THANK YOU Random Coder! That did the trick. Apparently my earlier attempts were unsuccessful because the problem I was trying to solve was not the problem I actually had :) Specifically I went to whatsmyuseragent.com and my browser id'd as Mozilla/5.0 (Windows NT 6.1; WOW64) AppleWebKit/537.36 (KHTML, like Gecko) Chrome/41.0.2272.101 Safari/537.36 . I put that, in quotes, instead of just Mozilla as the argument of the -U option, and now I get back an mp3 file with proper Russian audio in it. Much victory.
Re: [Bug-wget] Incorrect handling of Cyrillic characters in http request - any workaround?
On 01/04/15 00:16, Stephen Wells wrote: Hi Tim, Sorry for the ambiguity.

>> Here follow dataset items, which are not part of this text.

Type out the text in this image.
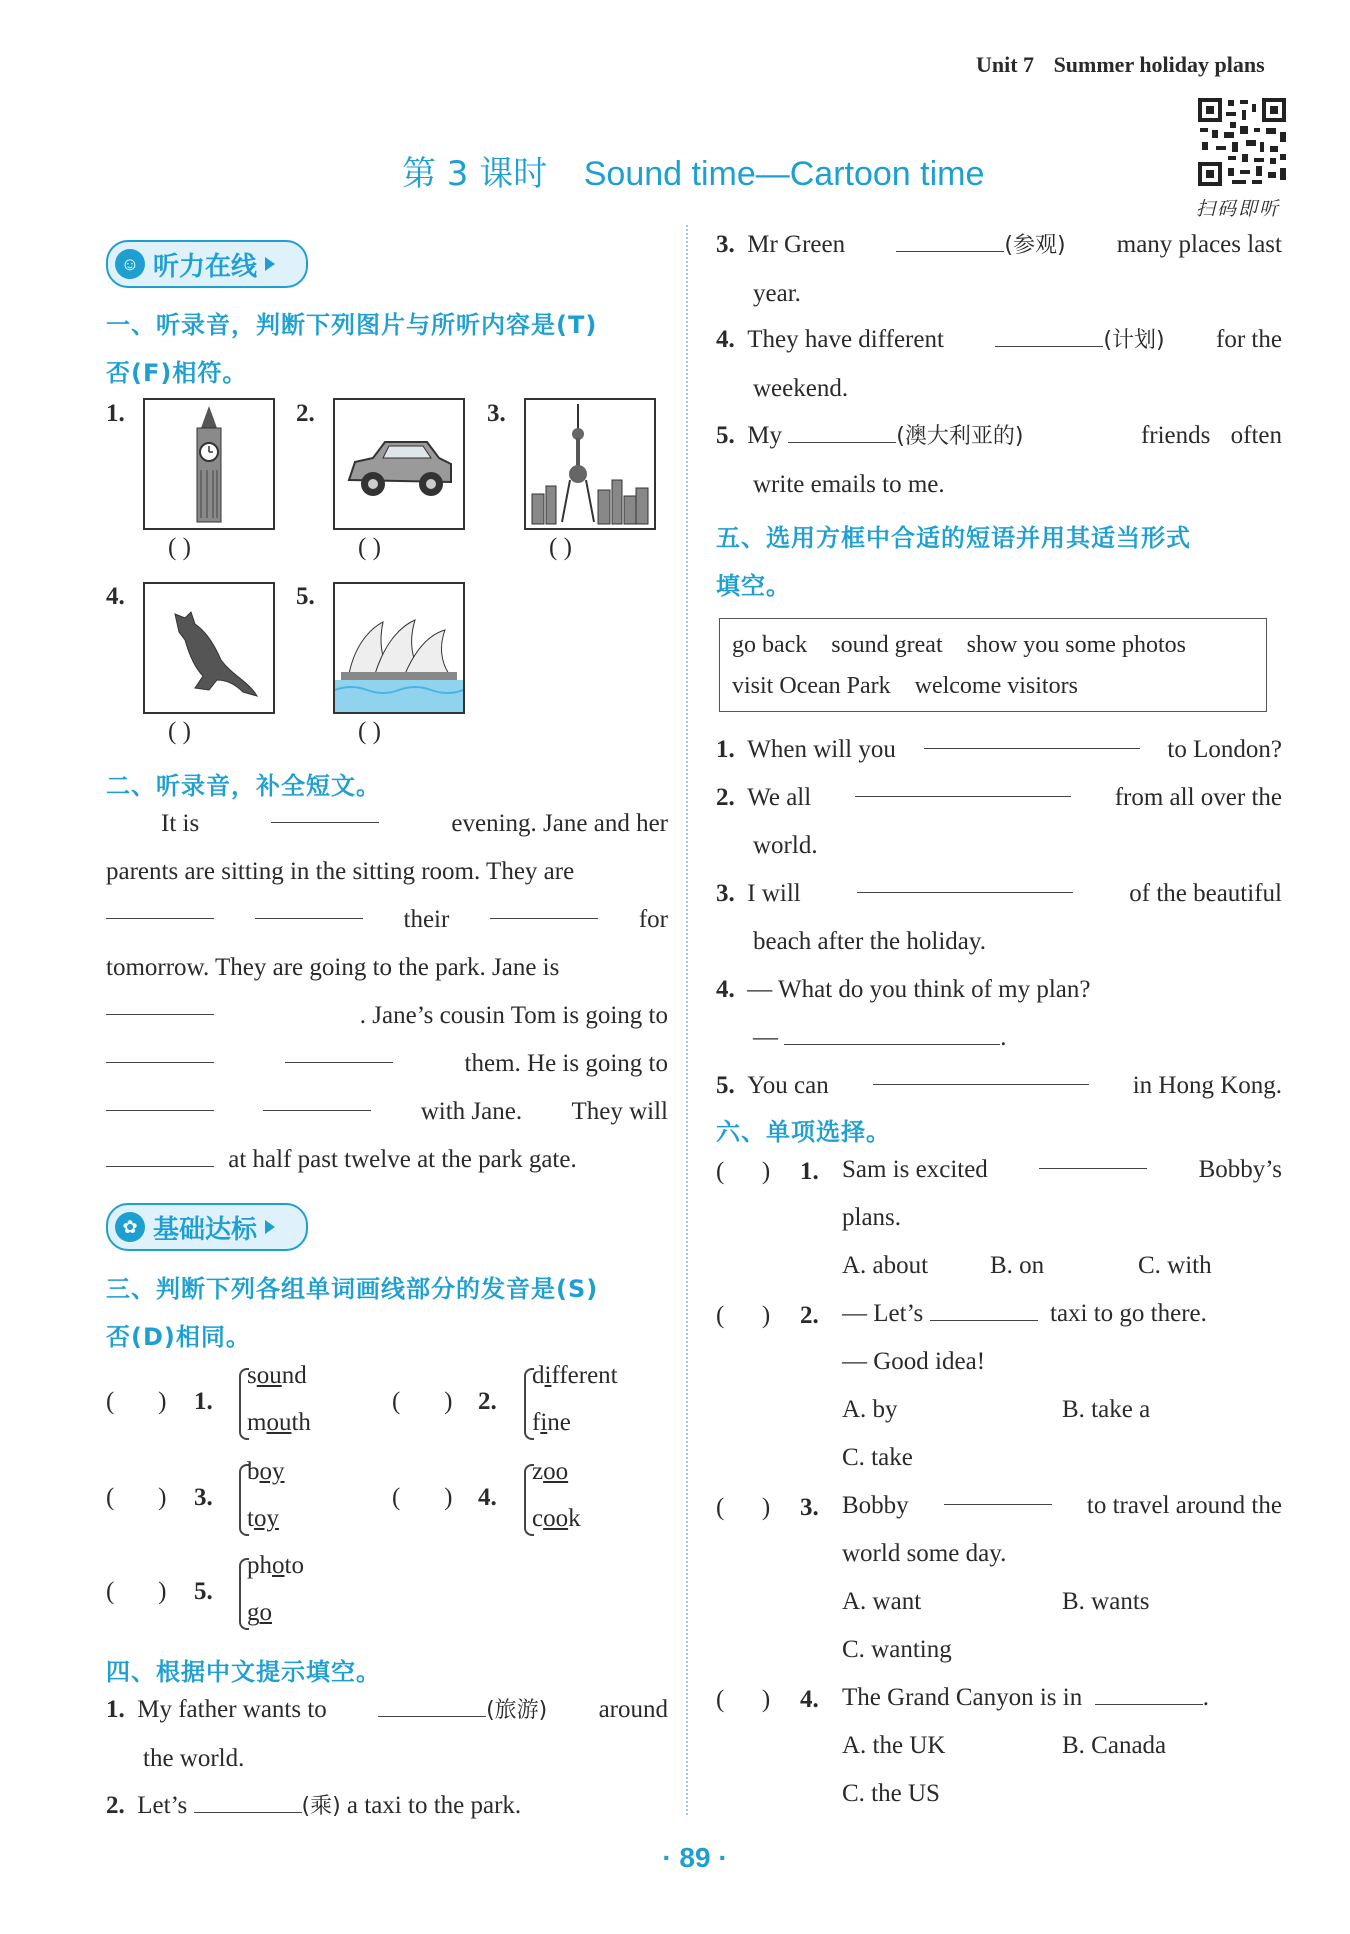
Unit 7 Summer holiday plans
扫码即听
第 3 课时 Sound time—Cartoon time
☺ 听力在线
一、听录音，判断下列图片与所听内容是(T)
否(F)相符。
1.
( )
2.
( )
3.
( )
4.
( )
5.
( )
二、听录音，补全短文。
It is	evening. Jane and her
parents are sitting in the sitting room. They are
their	for
tomorrow. They are going to the park. Jane is
. Jane’s cousin Tom is going to
them. He is going to
with Jane. They will
at half past twelve at the park gate.
✿ 基础达标
三、判断下列各组单词画线部分的发音是(S)
否(D)相同。
(       ) 1.
sound
mouth
(       ) 2.
different
fine
(       ) 3.
boy
toy
(       ) 4.
zoo
cook
(       ) 5.
photo
go
四、根据中文提示填空。
1. My father wants to	(旅游) around
the world.
2. Let’s	(乘) a taxi to the park.
3. Mr Green	(参观) many places last
year.
4. They have different	(计划) for the
weekend.
5. My	(澳大利亚的)	friends often
write emails to me.
五、选用方框中合适的短语并用其适当形式
填空。
go back    sound great    show you some photos
visit Ocean Park    welcome visitors
1. When will you	to London?
2. We all	from all over the
world.
3. I will	of the beautiful
beach after the holiday.
4. — What do you think of my plan?
—	.
5. You can	in Hong Kong.
六、单项选择。
(      ) 1. Sam is excited	Bobby’s
plans.
A. about B. on	C. with
(      ) 2. — Let’s	taxi to go there.
— Good idea!
A. by	B. take a
C. take
(      ) 3. Bobby	to travel around the
world some day.
A. want	B. wants
C. wanting
(      ) 4. The Grand Canyon is in	.
A. the UK	B. Canada
C. the US
· 89 ·
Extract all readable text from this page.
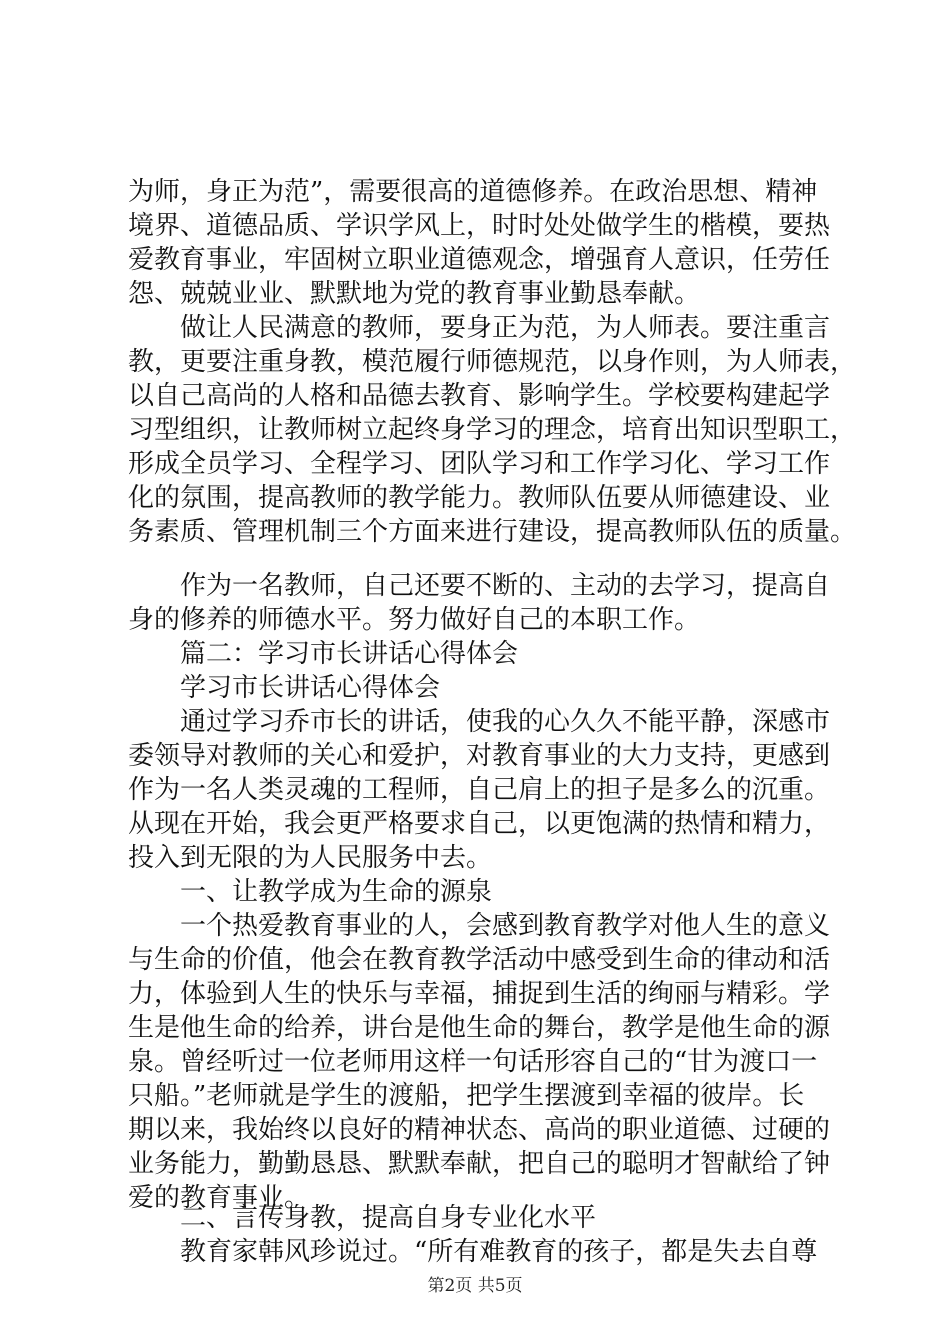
为师，身正为范”，需要很高的道德修养。在政治思想、精神
境界、道德品质、学识学风上，时时处处做学生的楷模，要热
爱教育事业，牢固树立职业道德观念，增强育人意识，任劳任
怨、兢兢业业、默默地为党的教育事业勤恳奉献。
做让人民满意的教师，要身正为范，为人师表。要注重言
教，更要注重身教，模范履行师德规范，以身作则，为人师表，
以自己高尚的人格和品德去教育、影响学生。学校要构建起学
习型组织，让教师树立起终身学习的理念，培育出知识型职工，
形成全员学习、全程学习、团队学习和工作学习化、学习工作
化的氛围，提高教师的教学能力。教师队伍要从师德建设、业
务素质、管理机制三个方面来进行建设，提高教师队伍的质量。
作为一名教师，自己还要不断的、主动的去学习，提高自
身的修养的师德水平。努力做好自己的本职工作。
篇二：学习市长讲话心得体会
学习市长讲话心得体会
通过学习乔市长的讲话，使我的心久久不能平静，深感市
委领导对教师的关心和爱护，对教育事业的大力支持，更感到
作为一名人类灵魂的工程师，自己肩上的担子是多么的沉重。
从现在开始，我会更严格要求自己，以更饱满的热情和精力，
投入到无限的为人民服务中去。
一、让教学成为生命的源泉
一个热爱教育事业的人，会感到教育教学对他人生的意义
与生命的价值，他会在教育教学活动中感受到生命的律动和活
力，体验到人生的快乐与幸福，捕捉到生活的绚丽与精彩。学
生是他生命的给养，讲台是他生命的舞台，教学是他生命的源
泉。曾经听过一位老师用这样一句话形容自己的“甘为渡口一
只船。”老师就是学生的渡船，把学生摆渡到幸福的彼岸。长
期以来，我始终以良好的精神状态、高尚的职业道德、过硬的
业务能力，勤勤恳恳、默默奉献，把自己的聪明才智献给了钟
爱的教育事业。
二、言传身教，提高自身专业化水平
第2页 共5页
教育家韩风珍说过。“所有难教育的孩子，都是失去自尊
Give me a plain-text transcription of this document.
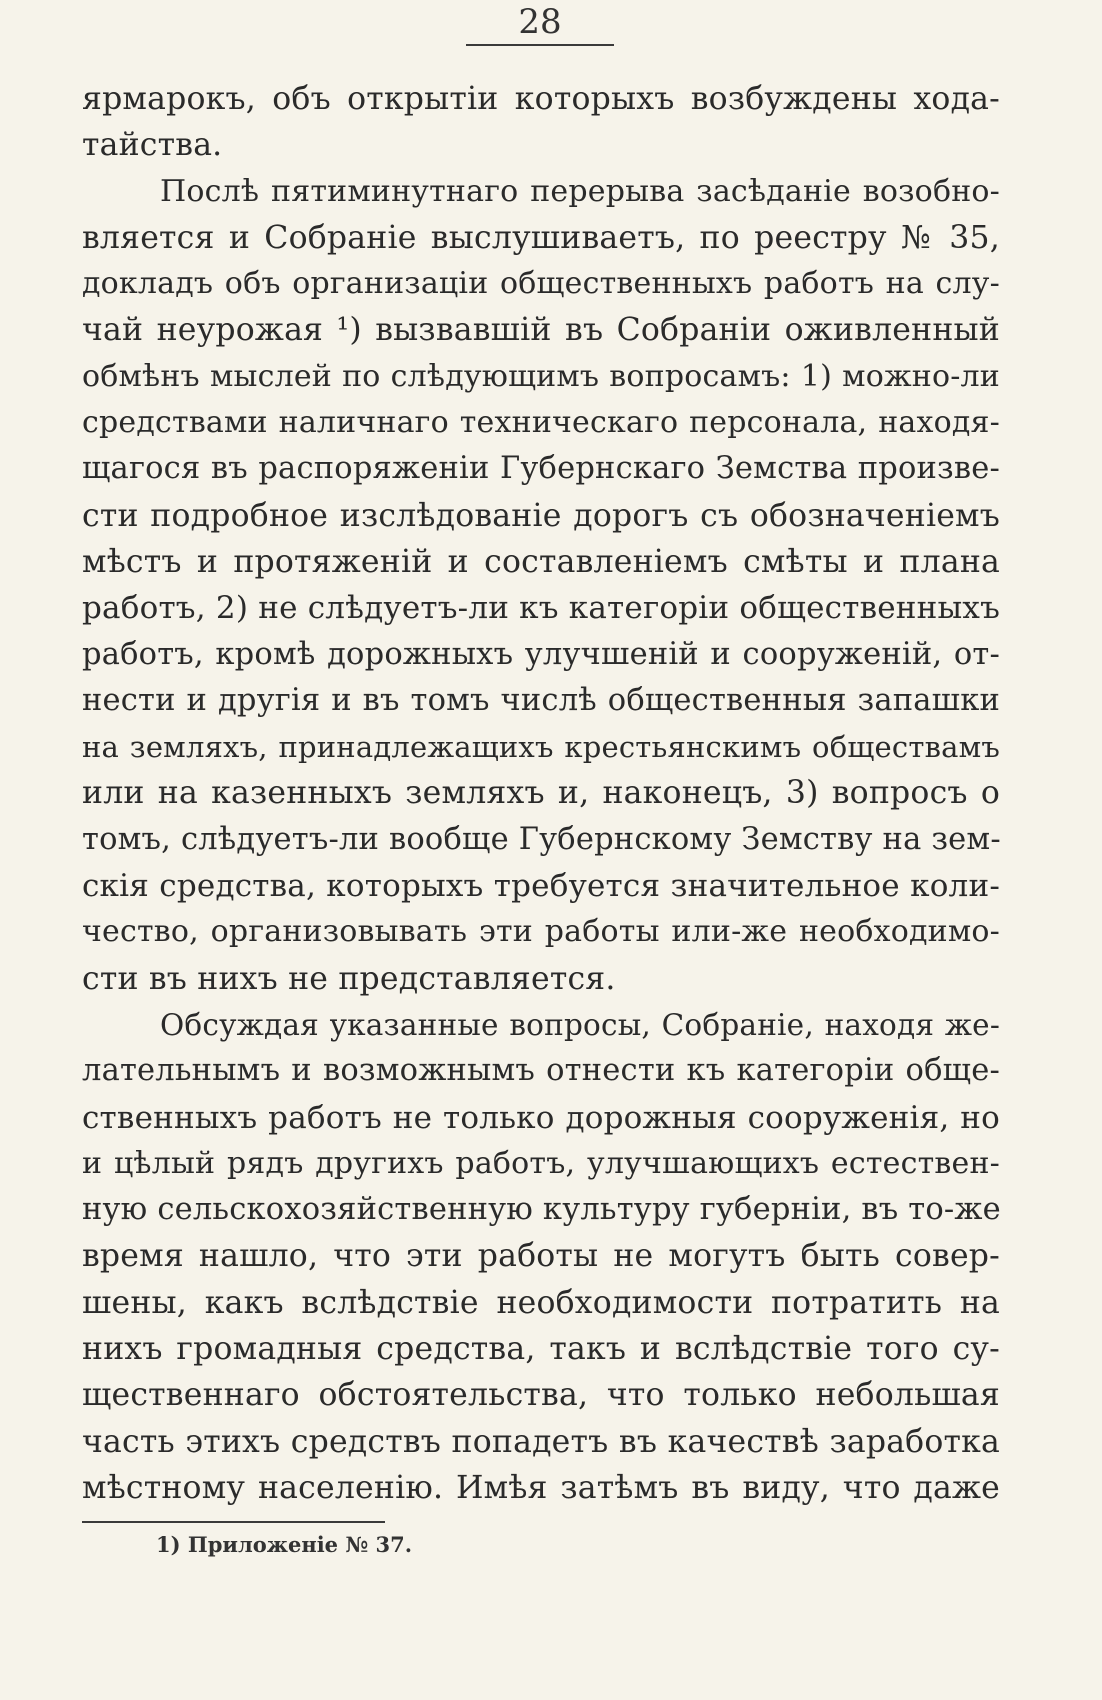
28
ярмарокъ, объ открытіи которыхъ возбуждены хода-
тайства.
Послѣ пятиминутнаго перерыва засѣданіе возобно-
вляется и Собраніе выслушиваетъ, по реестру № 35,
докладъ объ организаціи общественныхъ работъ на слу-
чай неурожая ¹) вызвавшій въ Собраніи оживленный
обмѣнъ мыслей по слѣдующимъ вопросамъ: 1) можно-ли
средствами наличнаго техническаго персонала, находя-
щагося въ распоряженіи Губернскаго Земства произве-
сти подробное изслѣдованіе дорогъ съ обозначеніемъ
мѣстъ и протяженій и составленіемъ смѣты и плана
работъ, 2) не слѣдуетъ-ли къ категоріи общественныхъ
работъ, кромѣ дорожныхъ улучшеній и сооруженій, от-
нести и другія и въ томъ числѣ общественныя запашки
на земляхъ, принадлежащихъ крестьянскимъ обществамъ
или на казенныхъ земляхъ и, наконецъ, 3) вопросъ о
томъ, слѣдуетъ-ли вообще Губернскому Земству на зем-
скія средства, которыхъ требуется значительное коли-
чество, организовывать эти работы или-же необходимо-
сти въ нихъ не представляется.
Обсуждая указанные вопросы, Собраніе, находя же-
лательнымъ и возможнымъ отнести къ категоріи обще-
ственныхъ работъ не только дорожныя сооруженія, но
и цѣлый рядъ другихъ работъ, улучшающихъ естествен-
ную сельскохозяйственную культуру губерніи, въ то-же
время нашло, что эти работы не могутъ быть совер-
шены, какъ вслѣдствіе необходимости потратить на
нихъ громадныя средства, такъ и вслѣдствіе того су-
щественнаго обстоятельства, что только небольшая
часть этихъ средствъ попадетъ въ качествѣ заработка
мѣстному населенію. Имѣя затѣмъ въ виду, что даже
1) Приложеніе № 37.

To be more specific, the file name is fine: in the shell script the file name $*.mp3 expands correctly to e.g. мазать.mp3 . The audio within the file consists of the Google robot voice reading the string of percent-escaped characters literally, not reading the Russian word. I will try Random Coder's suggestion of a more complete user agent string - apparently http://whatsmyuseragent.com/ is a handy way to find out what your browser claims to be :) I remember google had a parameter for the encoding. It may be worth explicitly noting that it's utf-8, it may be using a fallback based on the User-Agent.
Re: [Bug-wget] Incorrect handling of Cyrillic characters in http request - any workaround?
On Tue, Mar 31, 2015 at 10:11 AM, Stephen Wells sawells.2...@gmail.com wrote: Dear all - I am currently trying to use wget to obtain mp3 files from the Google Translate TTS system. In principle this can be done using: wget -U Mozilla -O ${string}.mp3 http://translate.google.com/translate_tts?tl=TLq=${string}; ... http://translate.google.com/translate_tts?tl=ruq=%D0%BC%D0%B0%D0%B7%D0%B0%D1%82%D1%8C This of course produces a string of gibberish in the resulting mp3 file! That URL is correct, it's what you'll see a browser send across the wire for the same string. Google is producing gibberish because of some User-agent sniffing that they appear to be doing. If you change the user agent to something that's more complete, like Mozilla/5.0 (Windows NT 6.1) AppleWebKit/537.36 (KHTML, like Gecko) Chrome/41.0.2228.0 Safari/537.36 instead of just Mozilla, it should work correctly.